Step two: find a good viewing spot. Find a place with un-obscured views North and North-West and away from light pollution. Unless you are very far north, the auroras won’t be overhead like they are in some pictures, they will likely be on the northern horizon. To maximize the chances you should find a hill, a wide open field or a beach where you can see the Northern horizon. Having your own wheels is a must. It allows you to drive out to a dark area with good open views.
Step three: go out on a clear evening with little or no clouds. If the skies are completely covered, go to bed, you won’t see anything. So next to the aurora app, keep an eye on the weather app. We used the Yahoo weather app where you get a weather forescast by the hour for most locations.
Step four: if you want proof for the homefront, take the right photogear; a camera that allows you to shoot with long exposure and a stable tripod if you do not want to end up with blurred pictures.
And then all you need is LUCK, the Northern Lights are an unpredictable event.

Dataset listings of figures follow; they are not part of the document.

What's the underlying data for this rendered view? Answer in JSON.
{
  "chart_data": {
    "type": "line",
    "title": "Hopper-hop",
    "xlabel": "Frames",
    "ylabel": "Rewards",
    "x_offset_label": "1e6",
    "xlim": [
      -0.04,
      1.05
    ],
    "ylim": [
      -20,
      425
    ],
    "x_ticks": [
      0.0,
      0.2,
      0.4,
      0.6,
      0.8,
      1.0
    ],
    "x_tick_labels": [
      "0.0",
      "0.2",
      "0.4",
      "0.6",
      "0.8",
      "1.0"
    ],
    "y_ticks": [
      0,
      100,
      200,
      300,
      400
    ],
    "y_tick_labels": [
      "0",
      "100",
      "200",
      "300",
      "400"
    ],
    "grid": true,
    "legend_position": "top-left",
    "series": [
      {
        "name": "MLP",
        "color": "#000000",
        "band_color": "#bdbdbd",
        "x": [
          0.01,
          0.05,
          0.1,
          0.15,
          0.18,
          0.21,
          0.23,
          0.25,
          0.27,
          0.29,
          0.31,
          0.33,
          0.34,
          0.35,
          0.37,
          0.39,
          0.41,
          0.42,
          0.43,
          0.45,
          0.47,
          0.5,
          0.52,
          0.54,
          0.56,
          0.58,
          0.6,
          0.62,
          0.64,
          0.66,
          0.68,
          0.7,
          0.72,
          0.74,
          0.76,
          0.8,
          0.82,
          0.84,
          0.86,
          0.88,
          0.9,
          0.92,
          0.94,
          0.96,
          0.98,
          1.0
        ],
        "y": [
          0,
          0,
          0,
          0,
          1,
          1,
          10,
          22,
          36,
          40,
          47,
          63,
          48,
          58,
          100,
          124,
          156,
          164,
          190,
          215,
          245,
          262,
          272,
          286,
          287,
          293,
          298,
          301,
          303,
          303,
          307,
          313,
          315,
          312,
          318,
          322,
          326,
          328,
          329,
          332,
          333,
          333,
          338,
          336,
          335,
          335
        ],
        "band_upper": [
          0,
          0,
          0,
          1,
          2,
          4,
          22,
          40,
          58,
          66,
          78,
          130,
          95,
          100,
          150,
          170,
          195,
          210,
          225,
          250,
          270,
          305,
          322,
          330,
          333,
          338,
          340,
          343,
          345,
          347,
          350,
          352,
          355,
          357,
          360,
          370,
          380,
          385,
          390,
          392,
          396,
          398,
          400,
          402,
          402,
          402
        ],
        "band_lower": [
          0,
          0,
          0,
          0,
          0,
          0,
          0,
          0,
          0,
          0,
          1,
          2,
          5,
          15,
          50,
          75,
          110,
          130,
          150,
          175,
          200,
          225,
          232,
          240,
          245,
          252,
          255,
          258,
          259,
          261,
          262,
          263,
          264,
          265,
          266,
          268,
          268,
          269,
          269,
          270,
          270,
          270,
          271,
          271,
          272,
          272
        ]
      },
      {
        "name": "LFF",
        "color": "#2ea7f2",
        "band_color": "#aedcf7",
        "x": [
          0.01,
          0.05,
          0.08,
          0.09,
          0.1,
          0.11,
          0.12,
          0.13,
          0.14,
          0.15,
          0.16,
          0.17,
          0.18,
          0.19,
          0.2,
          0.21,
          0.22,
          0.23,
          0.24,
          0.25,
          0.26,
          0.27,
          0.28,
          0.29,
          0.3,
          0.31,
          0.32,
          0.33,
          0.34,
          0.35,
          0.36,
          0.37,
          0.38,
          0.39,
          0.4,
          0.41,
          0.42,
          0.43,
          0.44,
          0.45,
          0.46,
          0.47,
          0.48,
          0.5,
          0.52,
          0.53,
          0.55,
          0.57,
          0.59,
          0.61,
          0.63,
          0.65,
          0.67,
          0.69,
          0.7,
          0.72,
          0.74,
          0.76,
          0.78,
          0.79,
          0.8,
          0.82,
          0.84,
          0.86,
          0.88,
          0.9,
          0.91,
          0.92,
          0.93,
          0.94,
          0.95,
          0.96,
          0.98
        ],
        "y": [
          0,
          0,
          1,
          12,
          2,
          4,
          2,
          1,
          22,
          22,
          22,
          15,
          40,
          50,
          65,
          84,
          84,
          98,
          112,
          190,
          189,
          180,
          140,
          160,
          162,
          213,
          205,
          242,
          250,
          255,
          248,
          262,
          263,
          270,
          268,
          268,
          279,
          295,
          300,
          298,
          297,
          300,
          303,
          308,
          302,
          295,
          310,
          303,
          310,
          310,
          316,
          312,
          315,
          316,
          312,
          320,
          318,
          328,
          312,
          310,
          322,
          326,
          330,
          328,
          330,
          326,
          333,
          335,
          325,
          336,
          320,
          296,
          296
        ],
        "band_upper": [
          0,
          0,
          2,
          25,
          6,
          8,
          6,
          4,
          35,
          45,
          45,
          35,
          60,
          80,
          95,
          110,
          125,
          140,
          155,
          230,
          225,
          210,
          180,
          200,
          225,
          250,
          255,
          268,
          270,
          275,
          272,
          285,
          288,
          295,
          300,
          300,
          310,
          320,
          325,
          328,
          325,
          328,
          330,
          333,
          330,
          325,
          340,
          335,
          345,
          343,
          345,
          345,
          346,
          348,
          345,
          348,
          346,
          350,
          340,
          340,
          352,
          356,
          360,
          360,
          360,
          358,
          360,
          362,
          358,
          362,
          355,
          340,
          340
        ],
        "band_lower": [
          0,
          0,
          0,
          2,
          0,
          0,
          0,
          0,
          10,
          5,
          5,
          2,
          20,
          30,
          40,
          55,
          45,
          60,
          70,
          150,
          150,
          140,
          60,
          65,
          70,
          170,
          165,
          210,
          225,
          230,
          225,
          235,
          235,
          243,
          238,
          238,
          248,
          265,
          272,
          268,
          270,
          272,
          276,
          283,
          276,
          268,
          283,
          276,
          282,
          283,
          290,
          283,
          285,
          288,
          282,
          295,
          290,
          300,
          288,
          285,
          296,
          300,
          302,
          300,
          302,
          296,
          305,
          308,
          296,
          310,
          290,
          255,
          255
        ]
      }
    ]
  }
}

Set your expectations right, the Northern Lights do not always look like on those spectacular professional photographs, often they are weaker, are partly obscured by clouds, other elements in the scenery or light pollution, and they come in different colors, from green over red, blue and purple. Sometimes you see it during an hour, sometimes only a few minutes, it often comes and goes, so stay put and be patient. Taking a long exposure picture might help you recognize it when it is weak. Sometimes it paints the whole sky green, sometimes it is only one small streak in the sky.
You can always ask locals on the Tripadvisor forum for some good viewing points in the area you are staying.
When looking out for the aurora, check the nigth sky by taking a photo with long exposure every now and then to see if the Northern Lights are hiding behind the clouds or are just faint, certainly when you see some faint green light.
If you see them appear in the sky, just stop and enjoy or take pictures, do not drive on because you want to reach that perfect photo spot, they might not come back anymore!! Just take it as it comes. And find a safe parking spot, away from the road, do not stop in the middle the road in any circumstance!! Safe hunting!!